この規制に対し、サブリース業者や勧誘者に違反があった場合には厳しい措置が課され、業務停止命令などが下される場合もあるのです。
サブリースに関して、主に3点の規制があります。
・不当な勧誘行為の禁止
 サブリース業者や勧誘者によるマスターリース契約の勧誘時に、相手の契約判断に影響を与える事項について故意に事実を伝えなかったり、不実を伝える行為(家賃の減額リスクなど)の禁止。
・誇大広告等の禁止
 自社ホームページや営業資料などを利用して、不当勧誘行為として該当する内容を提示し宣伝する事の禁止。
・マスターリース契約締結前の重要事項説明
 サブリース業者は、この規制に従ってマスターリース契約締結時にオーナーに対し、家賃、契約期間・家賃見直しの機関などの内容を記載した書面を重要事項説明書として交付して、説明しなければなりません。

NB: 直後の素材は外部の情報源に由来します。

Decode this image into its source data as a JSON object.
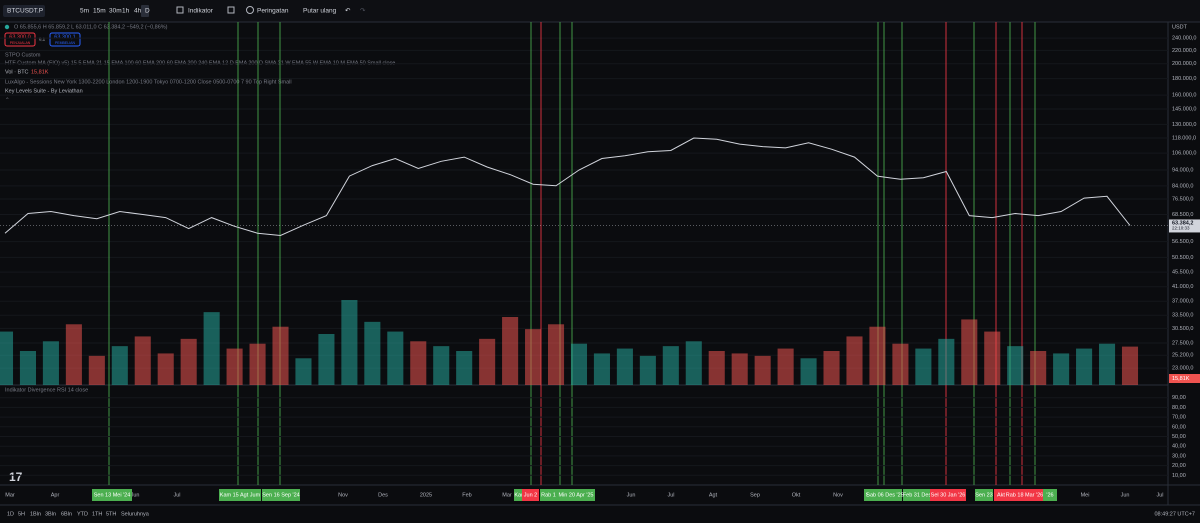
{
  "toolbar": {
    "symbol": "BTCUSDT.P",
    "intervals": [
      "5m",
      "15m",
      "30m",
      "1h",
      "4h",
      "D"
    ],
    "indicators": "Indikator",
    "alerts": "Peringatan",
    "replay": "Putar ulang"
  },
  "legend": {
    "ohlc": "O 65.855,6 H 65.859,2 L 63.011,0 C 63.384,2 −549,2 (−0,86%)",
    "sell_price": "63.300,0",
    "sell_label": "PENJUALAN",
    "spread": "0,1",
    "buy_price": "63.300,1",
    "buy_label": "PEMBELIAN",
    "indicators": [
      "STPO Custom",
      "HTF Custom MA (FIO) v5) 15 5 EMA 21 15 EMA 100 60 EMA 200 60 EMA 200 240 EMA 12 D EMA 200 D SMA 21 W EMA 55 W EMA 10 M EMA 50 Small close",
      "Vol · BTC",
      "LuxAlgo - Sessions New York 1300-2200 London 1200-1900 Tokyo 0700-1200 Close 0500-0700 7 90 Top Right Small",
      "Key Levels Suite - By Leviathan"
    ],
    "volume_value": "15,81K",
    "rsi": "Indikator Divergence RSI 14 close"
  },
  "chart_data": {
    "type": "line",
    "currency": "USDT",
    "log_scale": true,
    "color": "#d1d4dc",
    "ylim": [
      20400,
      250600
    ],
    "yticks": [
      {
        "value": 240000,
        "label": "240.000,0"
      },
      {
        "value": 220000,
        "label": "220.000,0"
      },
      {
        "value": 200000,
        "label": "200.000,0"
      },
      {
        "value": 180000,
        "label": "180.000,0"
      },
      {
        "value": 160000,
        "label": "160.000,0"
      },
      {
        "value": 145000,
        "label": "145.000,0"
      },
      {
        "value": 130000,
        "label": "130.000,0"
      },
      {
        "value": 118000,
        "label": "118.000,0"
      },
      {
        "value": 106000,
        "label": "106.000,0"
      },
      {
        "value": 94000,
        "label": "94.000,0"
      },
      {
        "value": 84000,
        "label": "84.000,0"
      },
      {
        "value": 76500,
        "label": "76.500,0"
      },
      {
        "value": 68500,
        "label": "68.500,0"
      },
      {
        "value": 56500,
        "label": "56.500,0"
      },
      {
        "value": 50500,
        "label": "50.500,0"
      },
      {
        "value": 45500,
        "label": "45.500,0"
      },
      {
        "value": 41000,
        "label": "41.000,0"
      },
      {
        "value": 37000,
        "label": "37.000,0"
      },
      {
        "value": 33500,
        "label": "33.500,0"
      },
      {
        "value": 30500,
        "label": "30.500,0"
      },
      {
        "value": 27500,
        "label": "27.500,0"
      },
      {
        "value": 25200,
        "label": "25.200,0"
      },
      {
        "value": 23000,
        "label": "23.000,0"
      }
    ],
    "values": [
      60000,
      69000,
      70000,
      68000,
      66500,
      70000,
      68500,
      67000,
      62000,
      67000,
      63000,
      60000,
      59000,
      63500,
      68000,
      90000,
      97000,
      102000,
      95000,
      100000,
      103000,
      96000,
      91000,
      85000,
      84000,
      94000,
      102000,
      104000,
      107000,
      108000,
      118000,
      117000,
      113000,
      111000,
      110000,
      114000,
      109000,
      103000,
      90000,
      88000,
      89000,
      93000,
      68000,
      67000,
      69000,
      68000,
      70000,
      77000,
      78000,
      63384.2
    ],
    "last_price": {
      "value": 63384.2,
      "label": "63.384,2"
    },
    "countdown": "22:10:33",
    "volume": {
      "up_color": "#26a69a",
      "down_color": "#ef5350",
      "values": [
        22,
        14,
        18,
        25,
        12,
        16,
        20,
        13,
        19,
        30,
        15,
        17,
        24,
        11,
        21,
        35,
        26,
        22,
        18,
        16,
        14,
        19,
        28,
        23,
        25,
        17,
        13,
        15,
        12,
        16,
        18,
        14,
        13,
        12,
        15,
        11,
        14,
        20,
        24,
        17,
        15,
        19,
        27,
        22,
        16,
        14,
        13,
        15,
        17,
        15.81
      ]
    },
    "rsi_yticks": [
      {
        "value": 90,
        "label": "90,00"
      },
      {
        "value": 80,
        "label": "80,00"
      },
      {
        "value": 70,
        "label": "70,00"
      },
      {
        "value": 60,
        "label": "60,00"
      },
      {
        "value": 50,
        "label": "50,00"
      },
      {
        "value": 40,
        "label": "40,00"
      },
      {
        "value": 30,
        "label": "30,00"
      },
      {
        "value": 20,
        "label": "20,00"
      },
      {
        "value": 10,
        "label": "10,00"
      }
    ],
    "rsi_ylim": [
      0,
      100
    ],
    "time_labels": [
      "Mar",
      "Apr",
      "Jun",
      "Jul",
      "Nov",
      "Des",
      "2025",
      "Feb",
      "Mar",
      "Jun",
      "Jul",
      "Agt",
      "Sep",
      "Okt",
      "Nov",
      "Mei",
      "Jun",
      "Jul"
    ],
    "vertical_lines": [
      "#4caf50",
      "#4caf50",
      "#4caf50",
      "#4caf50",
      "#4caf50",
      "#f23645",
      "#4caf50",
      "#4caf50",
      "#4caf50",
      "#4caf50",
      "#4caf50",
      "#f23645",
      "#4caf50",
      "#f23645",
      "#4caf50",
      "#f23645",
      "#4caf50"
    ],
    "date_badges": [
      {
        "label": "Sen 13 Mei '24",
        "color": "#4caf50"
      },
      {
        "label": "Kam 15 Agt",
        "color": "#4caf50"
      },
      {
        "label": "Jum",
        "color": "#4caf50"
      },
      {
        "label": "Sen 16 Sep '24",
        "color": "#4caf50"
      },
      {
        "label": "Kam",
        "color": "#4caf50"
      },
      {
        "label": "Jun 2",
        "color": "#f23645"
      },
      {
        "label": "Rab 1",
        "color": "#4caf50"
      },
      {
        "label": "Min 20 Apr '25",
        "color": "#4caf50"
      },
      {
        "label": "Se",
        "color": "#4caf50"
      },
      {
        "label": "Sab 06 Des '25",
        "color": "#4caf50"
      },
      {
        "label": "Feb 31 Des",
        "color": "#4caf50"
      },
      {
        "label": "Sel 30 Jan '26",
        "color": "#f23645"
      },
      {
        "label": "Sen 23",
        "color": "#4caf50"
      },
      {
        "label": "Akt",
        "color": "#f23645"
      },
      {
        "label": "Rab 18 Mar '26",
        "color": "#f23645"
      },
      {
        "label": "'26",
        "color": "#4caf50"
      }
    ]
  },
  "bottom_bar": {
    "ranges": [
      "1D",
      "5H",
      "1Bln",
      "3Bln",
      "6Bln",
      "YTD",
      "1TH",
      "5TH",
      "Seluruhnya"
    ],
    "clock": "08:49:27 UTC+7"
  }
}
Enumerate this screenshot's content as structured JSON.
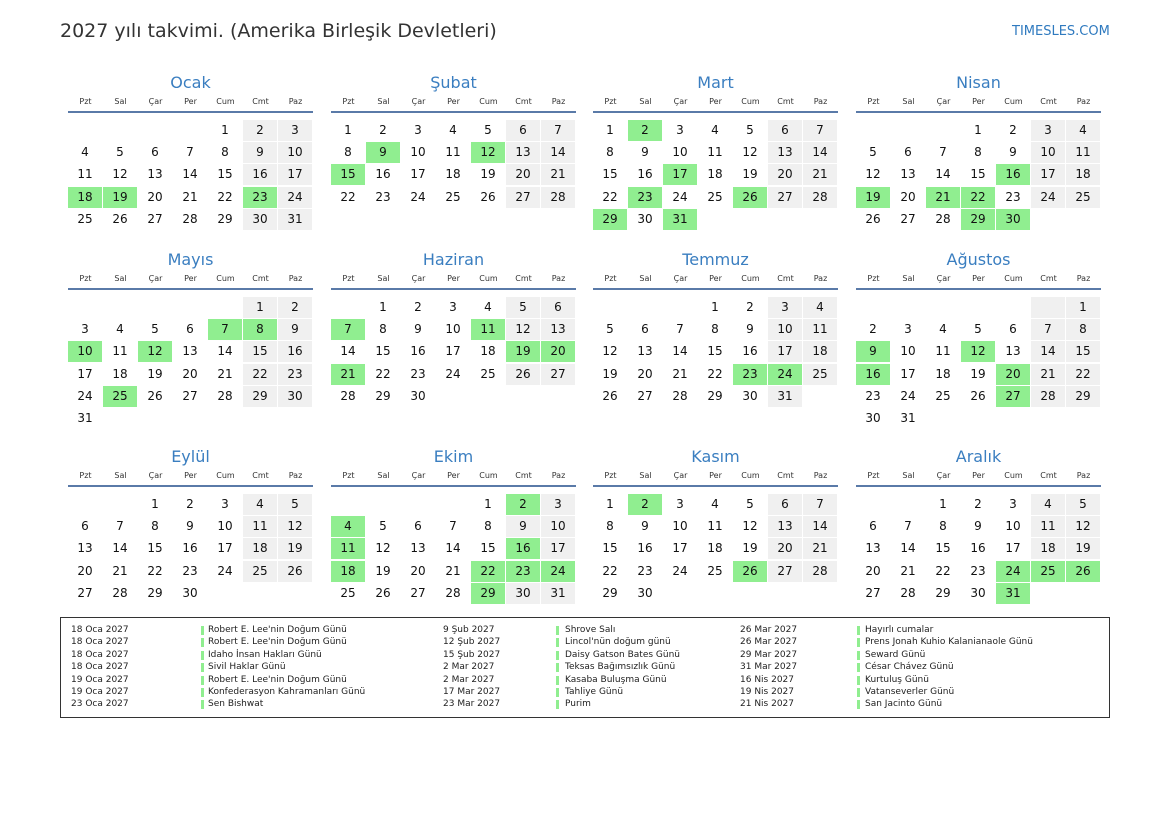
{
  "title": "2027 yılı takvimi. (Amerika Birleşik Devletleri)",
  "brand": "TIMESLES.COM",
  "weekdays": [
    "Pzt",
    "Sal",
    "Çar",
    "Per",
    "Cum",
    "Cmt",
    "Paz"
  ],
  "colors": {
    "holiday": "#90ee90",
    "weekend": "#f0f0f0",
    "accent": "#3a7ec0"
  },
  "months": [
    {
      "name": "Ocak",
      "offset": 4,
      "days": 31,
      "holidays": [
        18,
        19,
        23
      ]
    },
    {
      "name": "Şubat",
      "offset": 0,
      "days": 28,
      "holidays": [
        9,
        12,
        15
      ]
    },
    {
      "name": "Mart",
      "offset": 0,
      "days": 31,
      "holidays": [
        2,
        17,
        23,
        26,
        29,
        31
      ]
    },
    {
      "name": "Nisan",
      "offset": 3,
      "days": 30,
      "holidays": [
        16,
        19,
        21,
        22,
        29,
        30
      ]
    },
    {
      "name": "Mayıs",
      "offset": 5,
      "days": 31,
      "holidays": [
        7,
        8,
        10,
        12,
        25
      ]
    },
    {
      "name": "Haziran",
      "offset": 1,
      "days": 30,
      "holidays": [
        7,
        11,
        19,
        20,
        21
      ]
    },
    {
      "name": "Temmuz",
      "offset": 3,
      "days": 31,
      "holidays": [
        23,
        24
      ]
    },
    {
      "name": "Ağustos",
      "offset": 6,
      "days": 31,
      "holidays": [
        9,
        12,
        16,
        20,
        27
      ]
    },
    {
      "name": "Eylül",
      "offset": 2,
      "days": 30,
      "holidays": []
    },
    {
      "name": "Ekim",
      "offset": 4,
      "days": 31,
      "holidays": [
        2,
        4,
        11,
        16,
        18,
        22,
        23,
        24,
        29
      ]
    },
    {
      "name": "Kasım",
      "offset": 0,
      "days": 30,
      "holidays": [
        2,
        26
      ]
    },
    {
      "name": "Aralık",
      "offset": 2,
      "days": 31,
      "holidays": [
        24,
        25,
        26,
        31
      ]
    }
  ],
  "holidays_list": [
    [
      {
        "date": "18 Oca 2027",
        "name": "Robert E. Lee'nin Doğum Günü"
      },
      {
        "date": "18 Oca 2027",
        "name": "Robert E. Lee'nin Doğum Günü"
      },
      {
        "date": "18 Oca 2027",
        "name": "Idaho İnsan Hakları Günü"
      },
      {
        "date": "18 Oca 2027",
        "name": "Sivil Haklar Günü"
      },
      {
        "date": "19 Oca 2027",
        "name": "Robert E. Lee'nin Doğum Günü"
      },
      {
        "date": "19 Oca 2027",
        "name": "Konfederasyon Kahramanları Günü"
      },
      {
        "date": "23 Oca 2027",
        "name": "Sen Bishwat"
      }
    ],
    [
      {
        "date": "9 Şub 2027",
        "name": "Shrove Salı"
      },
      {
        "date": "12 Şub 2027",
        "name": "Lincol'nün doğum günü"
      },
      {
        "date": "15 Şub 2027",
        "name": "Daisy Gatson Bates Günü"
      },
      {
        "date": "2 Mar 2027",
        "name": "Teksas Bağımsızlık Günü"
      },
      {
        "date": "2 Mar 2027",
        "name": "Kasaba Buluşma Günü"
      },
      {
        "date": "17 Mar 2027",
        "name": "Tahliye Günü"
      },
      {
        "date": "23 Mar 2027",
        "name": "Purim"
      }
    ],
    [
      {
        "date": "26 Mar 2027",
        "name": "Hayırlı cumalar"
      },
      {
        "date": "26 Mar 2027",
        "name": "Prens Jonah Kuhio Kalanianaole Günü"
      },
      {
        "date": "29 Mar 2027",
        "name": "Seward Günü"
      },
      {
        "date": "31 Mar 2027",
        "name": "César Chávez Günü"
      },
      {
        "date": "16 Nis 2027",
        "name": "Kurtuluş Günü"
      },
      {
        "date": "19 Nis 2027",
        "name": "Vatanseverler Günü"
      },
      {
        "date": "21 Nis 2027",
        "name": "San Jacinto Günü"
      }
    ]
  ]
}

(契約締結時の重要事項の説明は、以前は任意の制度となっていましたが、2020年の法改正により法律化されました)。

それでは②の賃貸借契約に関わる管理業者の登録制度に関する内容について、ご説明いたします。
②の制度については、これまで任意であった賃貸住宅管理業の登録制度を創設したものになります。
この規制は、賃貸住宅における良好な住居環境の確保とともに、業界の健全な発展・育成を図ることが目的となっています。オーナーの委託を受けて、賃貸住宅の維持保全や金銭の管理を行う賃貸借契約事業者に対して、国土交通大臣の登録を義務づける制度とされています。
この制度により、管理戸数が200戸以上の業者は賃貸住宅管理業者としての登録が義務とされます。
また、登録した業者は以下の4つの取り決めに従わなければなりません。
1.業務管理者の事務所ごとの配置
2.管理受託締結前の重要事項の説明義務
3.家賃などの財産の分別管理
4.契約の相手方に業務の実施状況など定期報告業務

以上、「賃貸住宅の管理業務等の適正化に関する法律」についてご説明しまいた。
施工後、対象となる業者は順次国に登録をしていくことになり、2022年6月には完全施行となります。
猶予期間終了後、管理工数が200戸以上の業者で、登録が出来ていない場合は無免許営業として厳しい処罰の対象となります。